Un rapide coup d'œil à une carte de l'Ordnance Survey permettra au lecteur curieux de constater que les noms de lieux gallois sont très courants dans cette partie de l'Angleterre et dominent les zones situées à l'ouest. En effet, jusqu'à très récemment, Oswestry s'enorgueillissait de posséder deux chapelles de langue galloise et un distributeur automatique de billets proposant le gallois comme option linguistique. On entendait également très souvent cette langue dans les rues.

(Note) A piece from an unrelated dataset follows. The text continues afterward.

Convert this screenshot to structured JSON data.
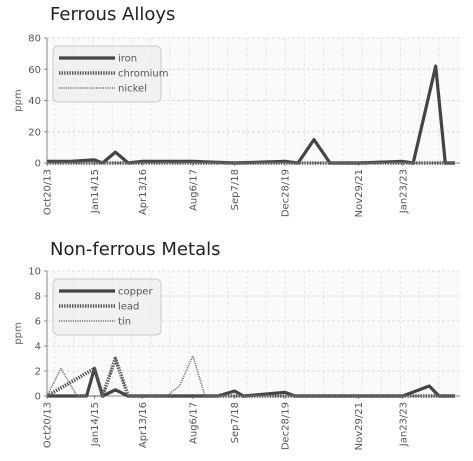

On sait depuis longtemps que toute cette région regorge de toponymes gallois et anglais, qui s’entremêlent, et certains chercheurs avaient déjà examiné ces données d’un œil critique afin d’esquisser l’histoire linguistique de la région. Cet ouvrage explore toutefois les détails encore plus en profondeur, en se penchant sur les subtilités de la microtoponymie et le contexte de la création des noms de lieux dans les deux langues, afin d'apporter un éclairage nouveau sur l'histoire sociolinguistique de cette région au cours des quelque 1 200 dernières années.

Le Dr David Parsons, en plus d’être un expert en runes anglaises, est actuellement directeur de l’English Place-Name Survey, et cet ouvrage remarquablement détaillé et approfondi constitue une étude exemplaire de la manière dont les noms de lieux et les noms de personnes peuvent nous renseigner sur l’usage familier de la langue dans une « zone frontalière », en se concentrant sur le Moyen Âge. Il ne s'agit pas simplement d'une étude toponymique, mais d'une enquête sociolinguistique mûrement réfléchie et perspicace, qui intéressera toute personne s'intéressant à cette région, à l'histoire de la langue galloise et aux changements linguistiques en général.

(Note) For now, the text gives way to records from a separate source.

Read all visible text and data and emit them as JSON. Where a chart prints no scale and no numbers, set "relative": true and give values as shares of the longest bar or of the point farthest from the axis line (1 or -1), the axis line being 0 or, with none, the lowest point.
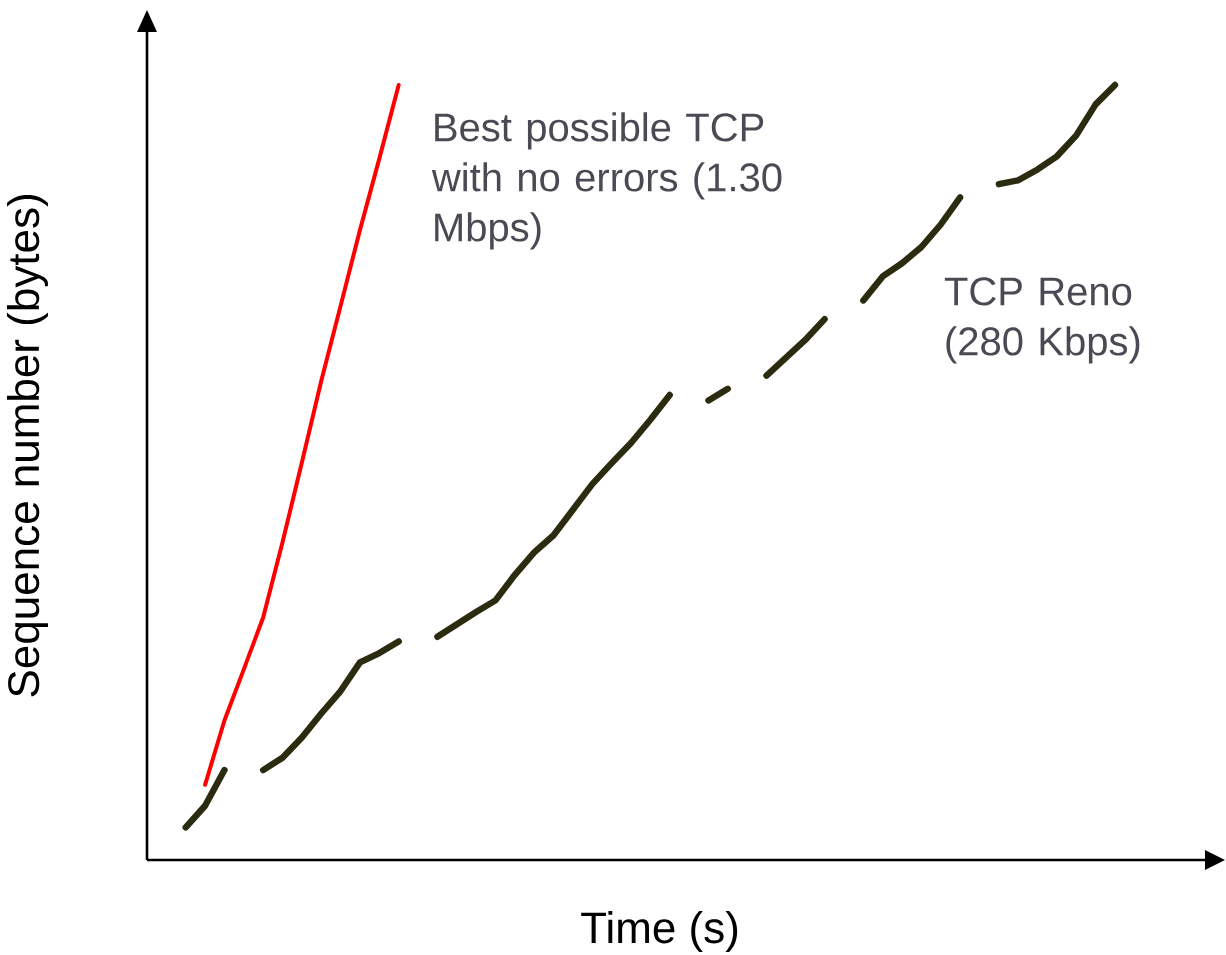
{
  "chart_data": {
    "type": "line",
    "relative": true,
    "xlabel": "Time (s)",
    "ylabel": "Sequence number (bytes)",
    "grid": false,
    "marker": "none",
    "line_style": "solid",
    "categories": [
      null,
      null,
      null,
      null,
      null,
      null,
      null,
      null,
      null,
      null,
      null,
      null,
      null,
      null,
      null,
      null,
      null,
      null,
      null,
      null,
      null,
      null,
      null,
      null,
      null,
      null,
      null,
      null,
      null,
      null,
      null,
      null,
      null,
      null,
      null,
      null,
      null,
      null,
      null,
      null,
      null,
      null,
      null,
      null,
      null,
      null,
      null,
      null,
      null,
      null,
      null
    ],
    "series": [
      {
        "name": "Best possible TCP with no errors (1.30 Mbps)",
        "color": "#ff0000",
        "values": [
          null,
          null,
          null,
          0.097,
          0.18,
          0.246,
          0.313,
          0.41,
          0.513,
          0.618,
          0.715,
          0.813,
          0.905,
          1.0,
          null,
          null,
          null,
          null,
          null,
          null,
          null,
          null,
          null,
          null,
          null,
          null,
          null,
          null,
          null,
          null,
          null,
          null,
          null,
          null,
          null,
          null,
          null,
          null,
          null,
          null,
          null,
          null,
          null,
          null,
          null,
          null,
          null,
          null,
          null,
          null,
          null
        ]
      },
      {
        "name": "TCP Reno (280 Kbps)",
        "color": "#2b2b10",
        "values": [
          null,
          null,
          0.042,
          0.07,
          0.116,
          null,
          0.116,
          0.132,
          0.158,
          0.189,
          0.218,
          0.255,
          0.267,
          0.282,
          null,
          0.288,
          0.304,
          0.32,
          0.335,
          0.368,
          0.397,
          0.419,
          0.452,
          0.485,
          0.512,
          0.538,
          0.568,
          0.6,
          null,
          0.593,
          0.608,
          null,
          0.625,
          0.648,
          0.671,
          0.698,
          null,
          0.722,
          0.753,
          0.77,
          0.791,
          0.82,
          0.855,
          null,
          0.872,
          0.877,
          0.891,
          0.908,
          0.935,
          0.975,
          1.0
        ]
      }
    ]
  }
}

Nous avons la chance que deux sources anciennes importantes, contenant un nombre considérable de noms de lieux, aient été conservées. Il s’agit tout d’abord d’un registre du « Close Role » datant de 1272 et concernant le Hundred d’Oswestry, ainsi que du cartulaire de l’abbaye d’Haughmond (vers 1480), un monastère augustinien situé à quelques kilomètres à l’est de la ville, qui possédait de nombreuses terres dans la région. Ces sources fournissent également des preuves des modes de propriété foncière gallois, notamment le gwely (« lit »), qui appartenait à une famille plutôt qu’à un individu.

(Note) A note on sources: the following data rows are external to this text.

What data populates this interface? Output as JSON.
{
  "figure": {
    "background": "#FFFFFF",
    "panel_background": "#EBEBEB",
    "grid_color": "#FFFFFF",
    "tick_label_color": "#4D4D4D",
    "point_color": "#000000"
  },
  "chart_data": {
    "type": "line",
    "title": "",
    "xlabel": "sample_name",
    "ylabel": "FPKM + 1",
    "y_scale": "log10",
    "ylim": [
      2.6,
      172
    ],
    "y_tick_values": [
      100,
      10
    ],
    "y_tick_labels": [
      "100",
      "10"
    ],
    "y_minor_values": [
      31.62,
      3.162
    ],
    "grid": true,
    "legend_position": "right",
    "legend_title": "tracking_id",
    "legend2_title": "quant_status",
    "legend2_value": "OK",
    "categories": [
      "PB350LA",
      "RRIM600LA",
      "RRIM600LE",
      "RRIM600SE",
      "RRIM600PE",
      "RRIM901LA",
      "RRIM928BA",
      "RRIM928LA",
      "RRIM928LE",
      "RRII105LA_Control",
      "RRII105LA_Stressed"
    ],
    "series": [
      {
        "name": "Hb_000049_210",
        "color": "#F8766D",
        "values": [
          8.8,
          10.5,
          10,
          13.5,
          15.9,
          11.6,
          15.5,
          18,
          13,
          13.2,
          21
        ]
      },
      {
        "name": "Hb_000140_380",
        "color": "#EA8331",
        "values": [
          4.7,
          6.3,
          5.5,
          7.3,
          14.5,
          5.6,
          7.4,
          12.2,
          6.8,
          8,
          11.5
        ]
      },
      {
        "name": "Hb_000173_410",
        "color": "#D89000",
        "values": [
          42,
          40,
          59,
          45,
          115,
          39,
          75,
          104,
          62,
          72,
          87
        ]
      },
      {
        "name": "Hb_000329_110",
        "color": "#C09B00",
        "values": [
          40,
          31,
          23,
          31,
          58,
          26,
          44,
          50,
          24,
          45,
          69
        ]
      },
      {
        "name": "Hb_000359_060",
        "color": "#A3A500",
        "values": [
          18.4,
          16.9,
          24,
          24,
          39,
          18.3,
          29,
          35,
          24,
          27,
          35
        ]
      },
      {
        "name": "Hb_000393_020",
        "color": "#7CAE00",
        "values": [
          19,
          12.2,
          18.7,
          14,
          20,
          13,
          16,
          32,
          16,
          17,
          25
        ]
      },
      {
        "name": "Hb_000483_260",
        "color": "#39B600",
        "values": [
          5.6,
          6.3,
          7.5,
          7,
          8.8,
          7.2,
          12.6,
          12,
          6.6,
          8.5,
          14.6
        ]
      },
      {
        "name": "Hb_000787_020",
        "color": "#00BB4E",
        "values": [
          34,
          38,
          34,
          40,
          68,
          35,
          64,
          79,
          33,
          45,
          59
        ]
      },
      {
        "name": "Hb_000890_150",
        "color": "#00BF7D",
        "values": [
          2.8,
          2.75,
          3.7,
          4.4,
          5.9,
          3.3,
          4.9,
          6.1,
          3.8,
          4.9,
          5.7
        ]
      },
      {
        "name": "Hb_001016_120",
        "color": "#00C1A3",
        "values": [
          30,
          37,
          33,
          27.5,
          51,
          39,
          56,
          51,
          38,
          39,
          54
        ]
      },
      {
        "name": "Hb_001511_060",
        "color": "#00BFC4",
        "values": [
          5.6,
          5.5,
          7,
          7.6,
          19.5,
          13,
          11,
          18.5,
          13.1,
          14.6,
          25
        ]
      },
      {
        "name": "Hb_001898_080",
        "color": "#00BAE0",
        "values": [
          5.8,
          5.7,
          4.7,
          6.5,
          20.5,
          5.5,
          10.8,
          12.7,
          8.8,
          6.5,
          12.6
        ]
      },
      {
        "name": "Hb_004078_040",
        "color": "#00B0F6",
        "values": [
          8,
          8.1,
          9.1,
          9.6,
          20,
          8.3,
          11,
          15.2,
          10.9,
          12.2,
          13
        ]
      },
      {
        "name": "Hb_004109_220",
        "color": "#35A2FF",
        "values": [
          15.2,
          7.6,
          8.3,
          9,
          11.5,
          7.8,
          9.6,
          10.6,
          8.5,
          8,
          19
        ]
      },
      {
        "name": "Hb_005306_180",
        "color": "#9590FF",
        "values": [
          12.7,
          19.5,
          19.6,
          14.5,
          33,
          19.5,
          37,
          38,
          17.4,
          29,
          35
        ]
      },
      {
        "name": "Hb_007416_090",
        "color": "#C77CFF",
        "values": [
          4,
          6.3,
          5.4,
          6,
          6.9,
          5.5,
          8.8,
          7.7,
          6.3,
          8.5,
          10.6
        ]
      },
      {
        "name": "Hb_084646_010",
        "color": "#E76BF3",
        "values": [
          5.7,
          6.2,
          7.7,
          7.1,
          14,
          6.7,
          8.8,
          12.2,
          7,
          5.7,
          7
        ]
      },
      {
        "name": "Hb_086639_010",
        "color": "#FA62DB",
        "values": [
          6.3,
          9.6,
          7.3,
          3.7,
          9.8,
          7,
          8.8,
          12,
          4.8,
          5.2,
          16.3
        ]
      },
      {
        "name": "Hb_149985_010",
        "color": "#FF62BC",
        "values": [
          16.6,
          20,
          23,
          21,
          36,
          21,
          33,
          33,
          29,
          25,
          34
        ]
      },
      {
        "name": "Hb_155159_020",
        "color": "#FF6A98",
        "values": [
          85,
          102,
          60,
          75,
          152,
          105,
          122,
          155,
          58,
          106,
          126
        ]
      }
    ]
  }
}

Cet ouvrage substantiel est divisé en six chapitres. Le premier offre un aperçu clair de l’histoire de la région, et le deuxième détaille les deux sources mentionnées ci-dessus. Le chapitre 3 propose une étude détaillée de quelques documents types, et le chapitre 4 constitue l’essentiel de l’ouvrage. L’auteur s’y concentre sur une analyse classée par ordre alphabétique des éléments génériques attestés dans les sources, d’abord les gallois, puis les anglais. Pour les celtistes belges, la première section est sans doute la plus intéressante, car les éléments abordés sont presque exclusivement d’origine celtique et ont très bien pu être attestés, sous une forme antérieure, en Gaule belgique. Par exemple :

·       afon (« rivière ») 

·       bedd (« tombe ») 

·       carnedd (« cairn, tumulus ») 

·       celli (« bosquet ») 

·       gwaun (« lande ») 

·       gwern (« aulnes, marécage ») 

·       maes (« terrain découvert ») 

·       pant (« creux, dépression ») 

·       perth (« haie, fourré ») 

·       rhos (« terrain élevé ») 

·       rhyd (« gué ») 

·       tir (« terre ») 

·        (« maison ») 

Bon nombre de ces mots sont attestés dans des régions situées en dehors du Pays de Galles, où le celtique était autrefois parlé, mais il n’est pas certain qu’ils aient survécu en Belgique. La situation du gallois et de l'anglais présente des similitudes très marquées avec l'expansion du germanique à l'époque post-romaine et son recul au cours des siècles plus récents. Il est difficile de trouver à redire à cet ouvrage mûrement réfléchi et érudit.